On Tue, 13 Oct 2009, Matthew Macdonald-Wallace wrote:

Quoting Gordon Henderson <gordon+dcglug@xxxxxxxxxx>:

And I also have the opportunity to tout Linux in a local project too - our town Information Centre is creating a museum and "Family History Room" with PCs/Internet access for public use and as the one who'll be managing it, I'm really tempted to buy commercial PCs with Win7 installed, and make them dual-boot with Linux the default OS. Then see how the punters get on. I'm not overly worried that I'm still contributing to the Redmond empire - the PCs I'm looking at are under £400 inc vat and the MS tax, although I will be recycling 1 or 2 older ones which already have XP licenses on.

Have you thought of using X2GO or LTSP instead? The server would probably cost about £800 and the clients can costs as little as 100EUR for two! I've found that if you set up Linux to look and feel like windows, most people don't realise the difference as long as they can watch youtube and listen to music (MP3s).

What server? (And why would I pay £800 for one when I can make one for £400?)

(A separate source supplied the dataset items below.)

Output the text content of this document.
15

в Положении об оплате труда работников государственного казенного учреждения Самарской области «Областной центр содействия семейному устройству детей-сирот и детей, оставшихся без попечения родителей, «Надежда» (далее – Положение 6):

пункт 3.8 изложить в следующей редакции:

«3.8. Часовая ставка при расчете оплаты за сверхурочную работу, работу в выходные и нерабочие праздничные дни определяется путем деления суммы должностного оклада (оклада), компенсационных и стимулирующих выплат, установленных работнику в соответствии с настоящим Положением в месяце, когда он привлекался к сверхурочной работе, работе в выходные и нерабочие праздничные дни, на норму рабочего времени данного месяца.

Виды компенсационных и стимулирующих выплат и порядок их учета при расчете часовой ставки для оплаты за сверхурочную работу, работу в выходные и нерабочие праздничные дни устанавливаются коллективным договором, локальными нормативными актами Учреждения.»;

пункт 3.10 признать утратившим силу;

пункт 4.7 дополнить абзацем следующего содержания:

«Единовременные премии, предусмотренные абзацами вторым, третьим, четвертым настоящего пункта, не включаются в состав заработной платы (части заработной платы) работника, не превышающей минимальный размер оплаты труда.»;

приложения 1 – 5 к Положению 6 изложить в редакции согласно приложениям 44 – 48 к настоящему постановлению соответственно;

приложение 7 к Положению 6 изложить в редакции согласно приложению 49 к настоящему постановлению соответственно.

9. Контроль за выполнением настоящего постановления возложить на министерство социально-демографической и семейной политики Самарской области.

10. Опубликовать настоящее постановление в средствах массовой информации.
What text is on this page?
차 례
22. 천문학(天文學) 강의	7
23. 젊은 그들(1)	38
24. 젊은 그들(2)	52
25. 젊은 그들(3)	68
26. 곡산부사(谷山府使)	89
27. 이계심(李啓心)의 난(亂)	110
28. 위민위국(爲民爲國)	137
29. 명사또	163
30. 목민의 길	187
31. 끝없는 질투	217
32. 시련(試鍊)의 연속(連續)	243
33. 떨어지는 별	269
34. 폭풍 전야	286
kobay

The people using these PCs will not be looking at youtube, nor listening to mp3's, etc. (The PCs won't have speakers) They're their for research - trawling through the census data, looking for family members, local history, etc. And having watched people do this in the past, we absolutely need the principle of least surprise. Turn a PC on, find the web browser and off they'll go.

There won't be a central server here, just 3-4 PCs on a shared Internet connection along with a networked printer. I've shown enough people my xfce4 setup on my laptop to be happy to roll that out for them. It's familiar enough for most people, and I can auto-reset (wipe/restore) the user account on a logout/reboot, so no-ones going to get any "surprises" when looking at browser history... We may offer user accounts to allow some people to store some data, but in that case, I'll just nomiate one of the PCs as a NIS master and NFS server.

Another almost local project is a customer of mine - a charity - who're
looking at a new database system for their shops, etc. I'm trying to
push them OS, but it would mean I'd have to write their database for
them - however I may throw it to the floor if I don't have the time -
there won't be much money in it though.. I'mm meeting them this week to
talk about it.

Have a look at some of the FLOSS software that's already out there such as Adempiere/Compiere, openbravo and ofbiz.apache.org - they may well do what you need them to already.

Yes, they might. But their application is nothing more than a simple card-index style database with a bit of schedulling and booking for driver pick-ups and deliverys, php/mysql/apache will be fine for a bit of work to create it all. They already have a Linux server - which is bit old admittedly, but I'm trying to get them to use a hosted solution (for multi-site access) - they have 5 sites and although I'm building a VPN over all sites, putting the database remote would be a sensible thing for them in this case.